As a first approximation, cultural legitimation may be defined as a procedure in which a first set of terms acquires validity and significance—becomes “viable” and “real”—through a second set of terms. Events, including the event of the production of knowledge, usually do not become “legitimate” until and unless they are being reinforced by other events that provide the grounds or terms of their validation or justification. What interests me about postcolonial studies, then, is the manner in which it addresses this recurrent but none the less historical two-part structure of cultural legitimation, in particular as such legitimation pertains to the dissemination and acquisition of knowledge.

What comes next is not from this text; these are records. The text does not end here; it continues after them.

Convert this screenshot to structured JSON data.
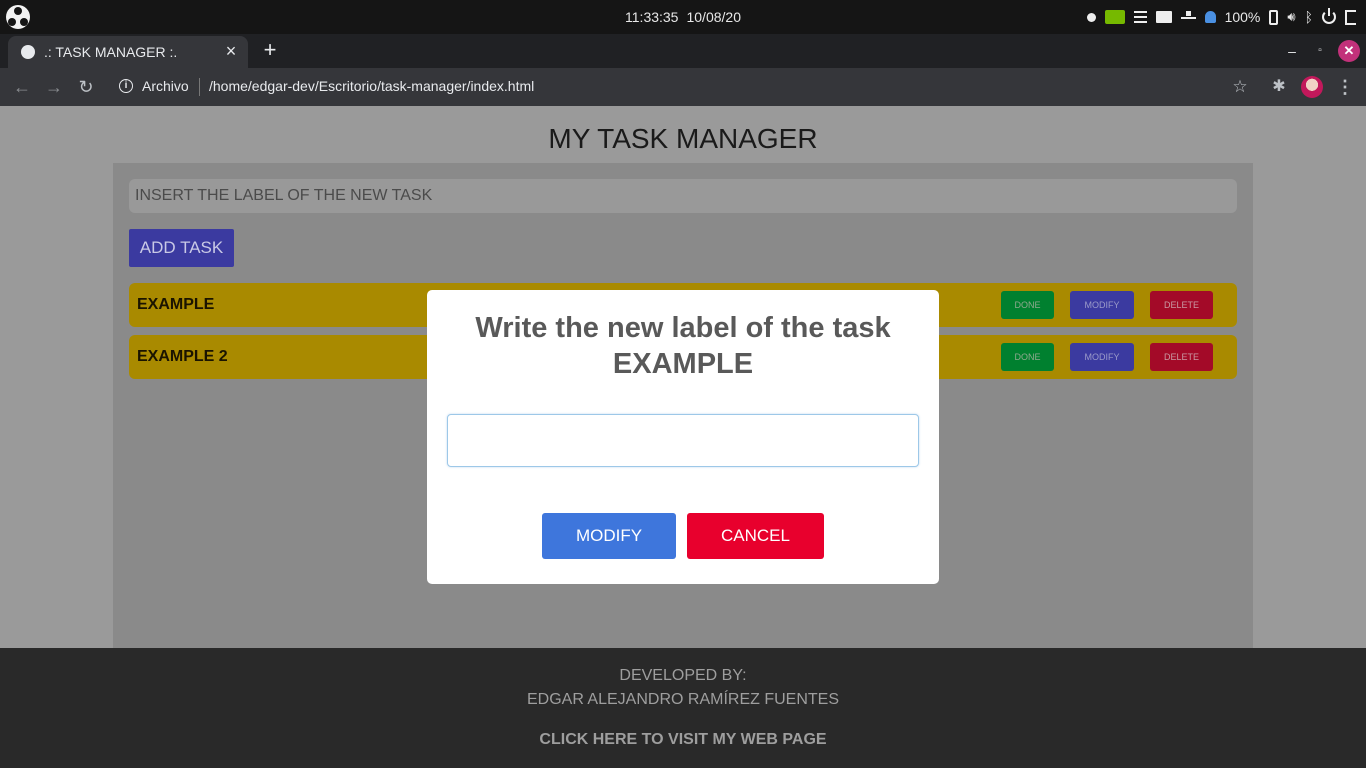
{
  "os": {
    "time": "11:33:35",
    "date": "10/08/20",
    "battery": "100%",
    "icons": [
      "menu-icon",
      "nvidia-icon",
      "folder-icon",
      "network-icon",
      "notification-icon",
      "battery-icon",
      "volume-icon",
      "bluetooth-icon",
      "power-icon",
      "logout-icon"
    ]
  },
  "browser": {
    "tab_title": ".: TASK MANAGER :.",
    "tab_close": "×",
    "new_tab": "+",
    "win_min": "–",
    "win_max": "▫",
    "win_close": "✕",
    "back": "←",
    "forward": "→",
    "reload": "↻",
    "info": "i",
    "url_label": "Archivo",
    "url": "/home/edgar-dev/Escritorio/task-manager/index.html",
    "star": "☆",
    "extensions": "✱",
    "menu": "⋮"
  },
  "app": {
    "title": "MY TASK MANAGER",
    "input_placeholder": "INSERT THE LABEL OF THE NEW TASK",
    "add_button": "ADD TASK",
    "tasks": [
      {
        "label": "EXAMPLE",
        "done": "DONE",
        "modify": "MODIFY",
        "delete": "DELETE"
      },
      {
        "label": "EXAMPLE 2",
        "done": "DONE",
        "modify": "MODIFY",
        "delete": "DELETE"
      }
    ]
  },
  "modal": {
    "title_line1": "Write the new label of the task",
    "title_line2": "EXAMPLE",
    "input_value": "",
    "confirm": "MODIFY",
    "cancel": "CANCEL"
  },
  "footer": {
    "line1": "DEVELOPED BY:",
    "line2": "EDGAR ALEJANDRO RAMÍREZ FUENTES",
    "link": "CLICK HERE TO VISIT MY WEB PAGE"
  },
  "colors": {
    "task_bg": "#a98a00",
    "add_button": "#3b3aa0",
    "modal_confirm": "#3e76dc",
    "modal_cancel": "#e8002d",
    "footer_bg": "#292929"
  }
}
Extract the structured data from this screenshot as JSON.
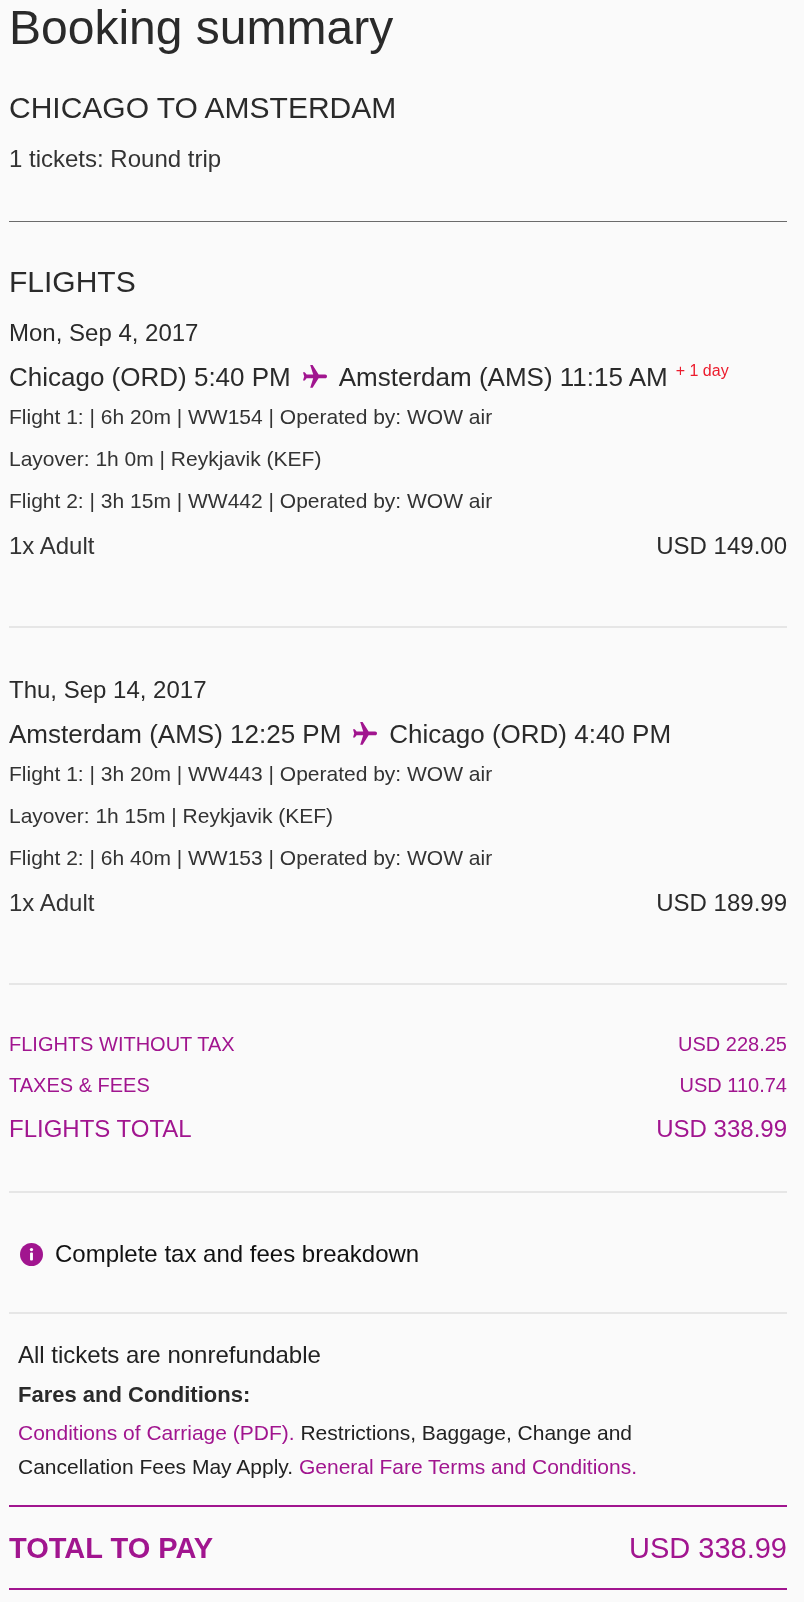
{
  "title": "Booking summary",
  "trip": {
    "heading": "CHICAGO TO AMSTERDAM",
    "tickets": "1 tickets: Round trip"
  },
  "flights": {
    "heading": "FLIGHTS",
    "legs": [
      {
        "date": "Mon, Sep 4, 2017",
        "from": "Chicago (ORD) 5:40 PM",
        "to": "Amsterdam (AMS) 11:15 AM",
        "day_offset": "+ 1 day",
        "details": [
          "Flight 1: | 6h 20m | WW154 | Operated by: WOW air",
          "Layover: 1h 0m | Reykjavik (KEF)",
          "Flight 2: | 3h 15m | WW442 | Operated by: WOW air"
        ],
        "passenger": "1x Adult",
        "price": "USD 149.00"
      },
      {
        "date": "Thu, Sep 14, 2017",
        "from": "Amsterdam (AMS) 12:25 PM",
        "to": "Chicago (ORD) 4:40 PM",
        "details": [
          "Flight 1: | 3h 20m | WW443 | Operated by: WOW air",
          "Layover: 1h 15m | Reykjavik (KEF)",
          "Flight 2: | 6h 40m | WW153 | Operated by: WOW air"
        ],
        "passenger": "1x Adult",
        "price": "USD 189.99"
      }
    ]
  },
  "totals": [
    {
      "kind": "subtotal",
      "label": "FLIGHTS WITHOUT TAX",
      "amount": "USD 228.25"
    },
    {
      "kind": "subtotal",
      "label": "TAXES & FEES",
      "amount": "USD 110.74"
    },
    {
      "kind": "total",
      "label": "FLIGHTS TOTAL",
      "amount": "USD 338.99"
    }
  ],
  "breakdown_link": "Complete tax and fees breakdown",
  "conditions": {
    "notice": "All tickets are nonrefundable",
    "heading": "Fares and Conditions:",
    "parts": [
      {
        "kind": "link",
        "text": "Conditions of Carriage (PDF)."
      },
      {
        "kind": "text",
        "text": "Restrictions, Baggage, Change and Cancellation Fees May Apply."
      },
      {
        "kind": "link",
        "text": "General Fare Terms and Conditions."
      }
    ]
  },
  "total_to_pay": {
    "label": "TOTAL TO PAY",
    "amount": "USD 338.99"
  }
}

To this extent, I have not found some of the highly visible controversies over “postcolonialism” to be very challenging. For instance, the endless debates about the infelicity of labelling (that is, why we should or should not use the term “post-colonial”), the dogmatic chastisements against “third world” intellectuals’ “postcolonial aura” as something complicit with the evil forces of global capital, and the well-intentioned attempts to distinguish the ontological and philosophical status of postcolonialism as such from other ideologies such as postmodernism—such controversies appear to me to obfuscate or trivialise the historical import of the emergence of postcolonial studies, which has many genealogical affinities with the radical implications of Marxism, deconstruction and feminism. My own attention to postcolonial studies stems rather from an attempt to trace these affinities, especially in terms of the types of critical questions postcolonial theory enables us to ask.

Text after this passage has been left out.